Twenty years of conflict has left the country a thicket of landmines. Erol was disturbed to see children playing around a clearly marked land mine site in a settlement of returnees, displaced persons and refugees.

On both sides, the program is rooted deep in the community. Health workers like Mullah Mohammed have helped break down traditional barriers and alleviate suspicion of modern medicine. The participation of women, as Female Health Workers, has been even more crucial to eradicating harmful birthing practices. Through the program, women have found new standing in the community.

Even more amazing, according to Erol, is that reproductive health is being incorporated in the program with classes on child spacing, and workshops on sexually transmitted diseases. HIV/AIDS is being addressed in Mansehra. If it's successful there, it will be expanded to Afghanistan.

"It's the communities' program as much as ours," says Erol. "We're there with their blessing. This enables us to be present in some of the most dangerous and volatile places of the world and continue to do our work. We're able to reach people who have little or no access to health care at any point in their lives."

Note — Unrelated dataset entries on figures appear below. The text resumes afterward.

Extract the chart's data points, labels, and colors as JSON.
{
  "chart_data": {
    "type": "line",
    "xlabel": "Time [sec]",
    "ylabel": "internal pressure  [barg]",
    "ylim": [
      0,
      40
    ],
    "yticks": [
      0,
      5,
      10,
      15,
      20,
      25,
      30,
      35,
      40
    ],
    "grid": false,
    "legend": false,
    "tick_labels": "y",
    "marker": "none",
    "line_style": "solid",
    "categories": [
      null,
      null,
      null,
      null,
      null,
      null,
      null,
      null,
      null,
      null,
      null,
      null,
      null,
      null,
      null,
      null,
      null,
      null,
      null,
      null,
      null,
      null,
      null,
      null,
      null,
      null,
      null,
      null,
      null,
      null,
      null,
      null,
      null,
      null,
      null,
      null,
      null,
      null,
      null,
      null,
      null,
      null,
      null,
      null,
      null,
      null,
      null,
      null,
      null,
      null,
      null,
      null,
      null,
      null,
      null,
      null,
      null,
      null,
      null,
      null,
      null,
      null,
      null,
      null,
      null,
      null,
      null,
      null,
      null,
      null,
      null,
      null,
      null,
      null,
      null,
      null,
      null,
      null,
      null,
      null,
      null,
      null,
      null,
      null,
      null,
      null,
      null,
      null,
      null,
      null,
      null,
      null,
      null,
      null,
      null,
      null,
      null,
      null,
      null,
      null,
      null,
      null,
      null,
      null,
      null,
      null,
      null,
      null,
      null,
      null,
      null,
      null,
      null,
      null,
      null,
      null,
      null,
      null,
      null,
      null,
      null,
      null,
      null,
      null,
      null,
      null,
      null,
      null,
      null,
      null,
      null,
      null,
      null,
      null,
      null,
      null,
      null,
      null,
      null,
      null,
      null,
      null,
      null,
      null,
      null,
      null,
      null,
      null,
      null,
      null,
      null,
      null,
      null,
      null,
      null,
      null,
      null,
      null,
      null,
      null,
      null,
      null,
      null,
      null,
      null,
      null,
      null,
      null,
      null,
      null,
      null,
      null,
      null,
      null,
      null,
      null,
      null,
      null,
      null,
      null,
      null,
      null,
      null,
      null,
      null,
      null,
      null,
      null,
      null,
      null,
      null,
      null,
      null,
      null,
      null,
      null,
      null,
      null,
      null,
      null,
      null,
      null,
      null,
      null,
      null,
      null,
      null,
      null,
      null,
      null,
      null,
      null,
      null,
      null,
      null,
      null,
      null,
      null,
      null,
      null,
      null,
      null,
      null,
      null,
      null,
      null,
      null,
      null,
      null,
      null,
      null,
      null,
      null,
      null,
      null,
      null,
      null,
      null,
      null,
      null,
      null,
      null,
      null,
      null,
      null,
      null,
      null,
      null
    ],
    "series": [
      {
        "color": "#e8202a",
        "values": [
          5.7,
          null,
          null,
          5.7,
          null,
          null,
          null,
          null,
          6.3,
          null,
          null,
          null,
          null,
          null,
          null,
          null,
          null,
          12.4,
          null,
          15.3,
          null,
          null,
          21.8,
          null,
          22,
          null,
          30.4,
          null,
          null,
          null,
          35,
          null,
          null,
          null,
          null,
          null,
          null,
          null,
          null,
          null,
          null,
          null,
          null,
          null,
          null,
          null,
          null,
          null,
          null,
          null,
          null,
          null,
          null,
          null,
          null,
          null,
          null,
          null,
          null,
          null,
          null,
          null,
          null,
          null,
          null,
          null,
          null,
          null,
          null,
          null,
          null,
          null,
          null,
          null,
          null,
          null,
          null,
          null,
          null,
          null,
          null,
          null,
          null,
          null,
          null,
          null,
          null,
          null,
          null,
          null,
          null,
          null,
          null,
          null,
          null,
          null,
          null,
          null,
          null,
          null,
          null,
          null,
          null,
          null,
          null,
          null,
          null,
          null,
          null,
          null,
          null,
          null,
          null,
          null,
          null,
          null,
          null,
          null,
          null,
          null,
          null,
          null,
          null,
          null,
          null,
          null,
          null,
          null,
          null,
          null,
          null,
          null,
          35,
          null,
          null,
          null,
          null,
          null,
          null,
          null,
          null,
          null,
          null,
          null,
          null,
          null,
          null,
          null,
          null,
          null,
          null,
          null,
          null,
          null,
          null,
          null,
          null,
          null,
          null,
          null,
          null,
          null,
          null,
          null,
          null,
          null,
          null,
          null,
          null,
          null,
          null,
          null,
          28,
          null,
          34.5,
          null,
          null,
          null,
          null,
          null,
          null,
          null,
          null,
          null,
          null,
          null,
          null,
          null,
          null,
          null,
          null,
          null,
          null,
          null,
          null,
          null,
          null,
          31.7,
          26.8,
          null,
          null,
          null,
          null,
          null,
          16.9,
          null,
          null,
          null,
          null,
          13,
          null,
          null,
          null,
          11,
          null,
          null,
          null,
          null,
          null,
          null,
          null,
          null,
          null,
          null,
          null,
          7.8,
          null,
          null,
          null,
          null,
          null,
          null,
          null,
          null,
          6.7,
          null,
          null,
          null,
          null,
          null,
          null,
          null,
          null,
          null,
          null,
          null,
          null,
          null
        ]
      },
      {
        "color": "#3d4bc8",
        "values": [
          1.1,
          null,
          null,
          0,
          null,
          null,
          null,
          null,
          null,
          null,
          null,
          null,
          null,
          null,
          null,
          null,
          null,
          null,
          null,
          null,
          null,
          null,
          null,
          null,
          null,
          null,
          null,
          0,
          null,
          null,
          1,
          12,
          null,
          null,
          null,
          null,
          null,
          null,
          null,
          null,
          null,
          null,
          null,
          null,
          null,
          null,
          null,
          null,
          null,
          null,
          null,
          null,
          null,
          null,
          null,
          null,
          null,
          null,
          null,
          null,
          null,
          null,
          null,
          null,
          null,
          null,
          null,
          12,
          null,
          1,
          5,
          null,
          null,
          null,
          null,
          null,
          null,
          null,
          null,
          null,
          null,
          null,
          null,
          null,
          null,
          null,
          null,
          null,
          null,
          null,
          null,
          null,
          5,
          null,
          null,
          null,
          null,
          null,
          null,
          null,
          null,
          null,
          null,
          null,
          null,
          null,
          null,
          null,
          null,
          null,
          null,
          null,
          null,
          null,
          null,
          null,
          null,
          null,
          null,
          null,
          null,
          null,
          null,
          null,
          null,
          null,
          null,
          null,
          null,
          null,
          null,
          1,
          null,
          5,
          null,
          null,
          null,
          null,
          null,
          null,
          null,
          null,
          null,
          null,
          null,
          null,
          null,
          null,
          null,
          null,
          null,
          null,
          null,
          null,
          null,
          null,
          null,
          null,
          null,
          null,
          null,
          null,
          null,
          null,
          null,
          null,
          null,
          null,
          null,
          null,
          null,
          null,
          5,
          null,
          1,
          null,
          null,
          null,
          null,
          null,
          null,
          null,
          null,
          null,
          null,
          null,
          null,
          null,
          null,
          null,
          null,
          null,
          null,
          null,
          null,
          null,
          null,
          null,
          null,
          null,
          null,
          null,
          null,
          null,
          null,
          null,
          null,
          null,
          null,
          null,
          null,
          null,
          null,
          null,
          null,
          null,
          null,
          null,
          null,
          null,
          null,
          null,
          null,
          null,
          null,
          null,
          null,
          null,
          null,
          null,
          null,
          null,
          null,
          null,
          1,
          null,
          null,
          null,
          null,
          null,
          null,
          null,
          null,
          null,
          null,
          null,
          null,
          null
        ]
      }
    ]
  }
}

In Afghanistan, where there are four units serving 155,000 in the Nangarhar province and a sub-unit in Torabora, the program is run by dedicated, hardworking local staff under the capable leadership of regional program officer Dr. Muhammad Ashraf in Jalalabad. He is credited with starting up the program in 1997 after negotiating with Afghanistan's Taliban rulers and keeping it afloat during their regime. Dennis Joseph coordinates the Afghan program from Mansehra.

Accompanying the Afghan returnees is a vital objective for CWS. "We have an absolute mandate to do our best for the Afghan people who have been plagued by conflict so long," says Erol. "By contributing to health care we will be improving living conditions."

In 1996 the Mansehra program recognized that it needed to look forward to the day its clients would return to Afghanistan. One of its goals was to prepare the refugees for their return and give them as much knowledge as possible on matters that affect their health.

Female Health Worker Rooh Afza hopes to continue her efforts toward safe motherhood and against ancient superstitious beliefs and practices when she returns to Afghanistan.

"What I have learnt from the Program will go to Afghanistan with me," Afza says.